VDI Summer Camp 2016


Njomza can identify well with statements like that. Her homeland of Macedonia is one of the countries expected to suffer from an extreme water shortage in a few years. “I think it is important for us to become aware of this problem and look for solutions together,” says the 17-year-old, who wants to study chemistry later on. That Jacobs University could be an exciting place to do so is something she’s already noticed over the past few days. Pier from Italy also speaks well of the Jacobs University campus – and his workshop, which deals with DVDs, smartphones, and quantum mechanics: “Here I have gotten a feel for what I can do and what I really enjoy. That is a big help to me in deciding what I want to do after I graduate.”
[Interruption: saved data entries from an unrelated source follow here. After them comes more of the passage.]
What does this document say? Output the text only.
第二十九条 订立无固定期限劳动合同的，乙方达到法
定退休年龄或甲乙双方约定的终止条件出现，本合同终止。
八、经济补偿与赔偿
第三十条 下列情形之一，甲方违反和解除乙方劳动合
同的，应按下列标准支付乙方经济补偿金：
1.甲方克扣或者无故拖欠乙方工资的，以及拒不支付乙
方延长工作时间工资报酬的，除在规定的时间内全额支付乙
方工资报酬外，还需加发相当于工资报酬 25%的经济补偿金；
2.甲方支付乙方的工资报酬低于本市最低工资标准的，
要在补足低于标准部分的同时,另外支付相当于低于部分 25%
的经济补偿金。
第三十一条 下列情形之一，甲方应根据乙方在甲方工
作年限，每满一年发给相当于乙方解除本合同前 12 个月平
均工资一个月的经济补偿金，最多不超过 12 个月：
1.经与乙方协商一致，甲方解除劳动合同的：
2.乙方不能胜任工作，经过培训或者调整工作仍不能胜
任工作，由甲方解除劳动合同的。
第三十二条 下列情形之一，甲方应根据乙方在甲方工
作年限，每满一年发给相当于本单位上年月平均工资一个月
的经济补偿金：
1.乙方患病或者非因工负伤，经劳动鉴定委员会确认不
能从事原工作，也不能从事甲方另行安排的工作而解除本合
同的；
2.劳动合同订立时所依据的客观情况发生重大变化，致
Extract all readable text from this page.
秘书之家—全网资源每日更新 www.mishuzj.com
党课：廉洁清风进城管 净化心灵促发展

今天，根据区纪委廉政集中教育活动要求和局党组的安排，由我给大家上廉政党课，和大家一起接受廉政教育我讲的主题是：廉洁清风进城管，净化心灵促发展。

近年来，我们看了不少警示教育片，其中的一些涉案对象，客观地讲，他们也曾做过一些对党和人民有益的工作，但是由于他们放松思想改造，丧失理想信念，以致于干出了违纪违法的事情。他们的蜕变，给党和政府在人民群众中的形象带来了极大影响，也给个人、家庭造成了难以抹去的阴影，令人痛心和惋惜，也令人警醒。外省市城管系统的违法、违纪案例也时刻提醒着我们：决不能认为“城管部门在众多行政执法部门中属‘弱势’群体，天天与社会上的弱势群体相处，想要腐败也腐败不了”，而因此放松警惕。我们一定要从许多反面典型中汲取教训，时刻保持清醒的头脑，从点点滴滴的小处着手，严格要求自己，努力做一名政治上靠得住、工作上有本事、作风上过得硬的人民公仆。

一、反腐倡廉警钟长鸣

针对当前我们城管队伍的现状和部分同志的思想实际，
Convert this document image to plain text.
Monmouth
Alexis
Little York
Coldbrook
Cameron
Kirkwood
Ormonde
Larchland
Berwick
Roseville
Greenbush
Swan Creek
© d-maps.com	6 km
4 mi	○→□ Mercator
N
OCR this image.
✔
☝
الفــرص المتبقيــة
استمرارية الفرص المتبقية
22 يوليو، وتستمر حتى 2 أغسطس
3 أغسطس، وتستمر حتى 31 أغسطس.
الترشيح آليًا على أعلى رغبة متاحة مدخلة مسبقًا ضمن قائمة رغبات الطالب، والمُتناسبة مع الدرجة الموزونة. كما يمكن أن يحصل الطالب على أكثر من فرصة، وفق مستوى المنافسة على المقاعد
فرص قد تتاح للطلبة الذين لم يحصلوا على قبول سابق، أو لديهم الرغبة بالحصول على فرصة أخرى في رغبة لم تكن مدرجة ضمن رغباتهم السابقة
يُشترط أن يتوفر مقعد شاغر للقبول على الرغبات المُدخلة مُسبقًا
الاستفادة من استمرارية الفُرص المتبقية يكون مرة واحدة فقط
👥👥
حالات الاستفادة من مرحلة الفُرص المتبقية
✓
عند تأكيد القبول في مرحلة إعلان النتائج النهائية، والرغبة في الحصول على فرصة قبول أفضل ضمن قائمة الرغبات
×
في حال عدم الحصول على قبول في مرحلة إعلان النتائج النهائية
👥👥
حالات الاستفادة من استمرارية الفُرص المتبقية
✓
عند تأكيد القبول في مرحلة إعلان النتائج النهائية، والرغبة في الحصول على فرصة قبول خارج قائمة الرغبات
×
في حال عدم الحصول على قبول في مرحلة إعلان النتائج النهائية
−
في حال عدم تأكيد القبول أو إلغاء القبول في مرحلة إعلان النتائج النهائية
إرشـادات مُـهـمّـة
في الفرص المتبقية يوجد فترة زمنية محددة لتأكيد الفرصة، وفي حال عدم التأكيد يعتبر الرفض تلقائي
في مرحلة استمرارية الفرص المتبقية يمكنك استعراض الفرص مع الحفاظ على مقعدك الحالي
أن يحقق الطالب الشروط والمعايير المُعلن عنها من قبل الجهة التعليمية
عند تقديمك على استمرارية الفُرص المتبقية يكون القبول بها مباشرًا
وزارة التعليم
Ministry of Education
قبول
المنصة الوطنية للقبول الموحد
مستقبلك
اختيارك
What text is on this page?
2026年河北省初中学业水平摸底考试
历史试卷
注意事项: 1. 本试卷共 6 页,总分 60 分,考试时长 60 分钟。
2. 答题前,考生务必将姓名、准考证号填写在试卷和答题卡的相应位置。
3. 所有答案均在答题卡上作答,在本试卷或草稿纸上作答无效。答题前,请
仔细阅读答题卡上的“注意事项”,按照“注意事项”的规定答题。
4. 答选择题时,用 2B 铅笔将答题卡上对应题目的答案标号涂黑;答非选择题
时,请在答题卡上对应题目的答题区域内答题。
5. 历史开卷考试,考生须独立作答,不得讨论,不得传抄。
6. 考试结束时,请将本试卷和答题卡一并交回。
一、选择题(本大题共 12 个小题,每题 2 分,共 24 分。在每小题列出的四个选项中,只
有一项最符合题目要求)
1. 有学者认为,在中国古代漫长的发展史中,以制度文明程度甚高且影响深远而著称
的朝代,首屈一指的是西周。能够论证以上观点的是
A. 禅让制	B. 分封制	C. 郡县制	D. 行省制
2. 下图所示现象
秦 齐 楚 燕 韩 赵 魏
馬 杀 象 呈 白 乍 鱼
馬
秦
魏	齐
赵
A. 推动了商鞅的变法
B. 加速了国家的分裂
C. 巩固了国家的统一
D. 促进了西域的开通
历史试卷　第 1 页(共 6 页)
Getting young people excited about studying in the so-called MINT areas – mathematics, informatics, natural science, and technology –  is a central purpose of the Summer Camp, which the VDI has been holding for its Future Pilots Youth Club for the past three years. This year Europe’s largest technical-scientific association has joined forces for the first times with Jacobs University, which held its own international summer camps for students in previous years. 


VDI Summer Camp 2016
At this year’s camp, nearly half the participants are not from Germany. The young people traveled here from numerous European countries, but also from the USA, Venezuela, Pakistan, Japan, China, Taiwan, and the Philippines. The fact that all the workshops are in English seems to be “easy” for most of the participants, who range in age from 13 to 18. And they don’t lose their cool, when they occasionally have trouble finding the right word. “The Summer Camp is not a required course,” says co-organizer Dr. Freia Hardt of Jacobs University. “The young people who come here want to learn something and to contribute their own ideas. This creates a completely open, wonderful atmosphere.” Njomza and Aurelia can confirm that. “You very quickly get into conversations with everyone and find new friends.”
The Workshop program is very versatile. Some of the participants use high-precision microscopes to examine bee wings and electrical components, giving them their first insights into the tiny world of nanotechnology. Others work together to develop board games in which the players can learn more about the home countries of the other workshop participants. From a view of the tiniest structures it is thus no long journey to topics like international understanding and global challenges, such as water shortages. The program is rounded out by visits to companies such as the aerospace company OHB or the Lürssen Shipyard, or research institutions such as the German Aerospace Center (DLR) and the Center for Applied Aerospace Technology and Microgravitation. 
During the Summer Camp, the participants learn not only get from their professors, but also from one another. How great their interest is in doing so was noticed by Camp Director Fritz Neußer of VDI on the very first evening. “We actually wanted to just do a little wrap-up with the students. But the discussion quickly came around to problems in the home countries of some of the students – and suddenly there was a very exciting, long discussion of possible solutions. It was impressive.” And, it fit very well with the motto used by VDI to recruit for its Future Pilots Club: “Isn’t there a better way?”